As the weather cools, it's important not to forget about your garden. Now is the time to finish the harvest, put food up for the colder months and get ready for the growing season to come. So often people just abandon their growing efforts late in the season, figuring they are done, but a little preparation now will go a long way in the spring.
Here are a few things you can do for your garden in the fall:
Divide and split plants that have outgrown their space about 4 weeks before the frost date in your area to give the plant time to send roots down before it gets too cold for them to do so. Cut back dead foliage, leaving the basal crown on plants like Shasta daisies and down to the ground for herbaceous plants like hostas and daylilies where all the above-ground foliage dies during the winter. I like to leave my hydrangea flowers up after they've browned and dried to catch the snow. It adds some visual appeal to that part of my garden even after the snowfall.
Cut foliage and leaves can be added to your compost pile before the frost to break down to use as fertilizer come spring. You can also spread compost on your strawberry plants in the fall after the harvest is over.
Turn the Soil
After you've harvested all your plants, pulled up dead ones to compost and have an empty garden bed, fall is the perfect time to turn the soil. Turning the soil will mix the nutrients and get the ground ready for spring planting.
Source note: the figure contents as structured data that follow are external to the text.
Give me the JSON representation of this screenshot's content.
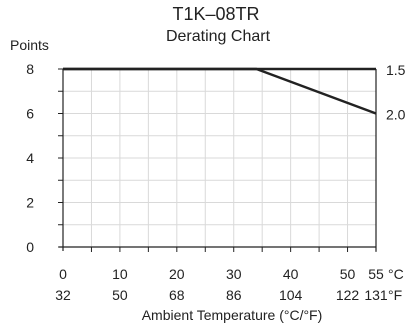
{
  "chart_data": {
    "type": "line",
    "title": "T1K–08TR",
    "subtitle": "Derating Chart",
    "ylabel": "Points",
    "xlabel": "Ambient Temperature (°C/°F)",
    "x_unit_c": "°C",
    "x_unit_f": "°F",
    "xlim": [
      0,
      55
    ],
    "ylim": [
      0,
      8
    ],
    "x_ticks": [
      0,
      10,
      20,
      30,
      40,
      50,
      55
    ],
    "x_tick_labels_c": [
      "0",
      "10",
      "20",
      "30",
      "40",
      "50",
      "55"
    ],
    "x_tick_labels_f": [
      "32",
      "50",
      "68",
      "86",
      "104",
      "122",
      "131"
    ],
    "y_ticks": [
      0,
      2,
      4,
      6,
      8
    ],
    "y_tick_labels": [
      "0",
      "2",
      "4",
      "6",
      "8"
    ],
    "grid": true,
    "series": [
      {
        "name": "1.5",
        "x": [
          0,
          55
        ],
        "y": [
          8,
          8
        ]
      },
      {
        "name": "2.0",
        "x": [
          0,
          34,
          55
        ],
        "y": [
          8,
          8,
          6
        ]
      }
    ],
    "colors": {
      "line": "#222222",
      "grid": "#d9d9d9",
      "axis": "#222222"
    }
  }
}
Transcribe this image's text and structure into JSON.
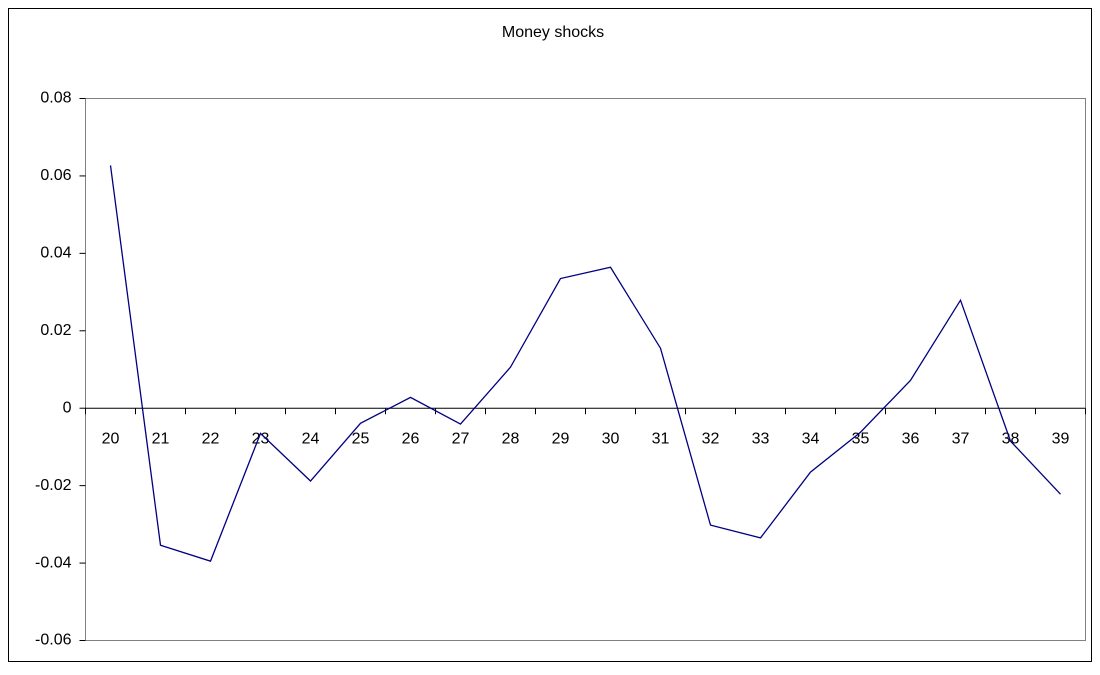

You can plant some reseeding perennials in the fall so that they come up in the early spring. There are fantastic online resources to help you decide which seeds can or should be planted now so that you are enjoying them as soon as possible. You could also try your hand at having a winter garden as well, planting seeds now and growing them in the winter. Your ability to do this will depend on your geographical area and climate, but it can be very rewarding to have winter carrots and leeks to cook with.
What do you do with your garden in the fall?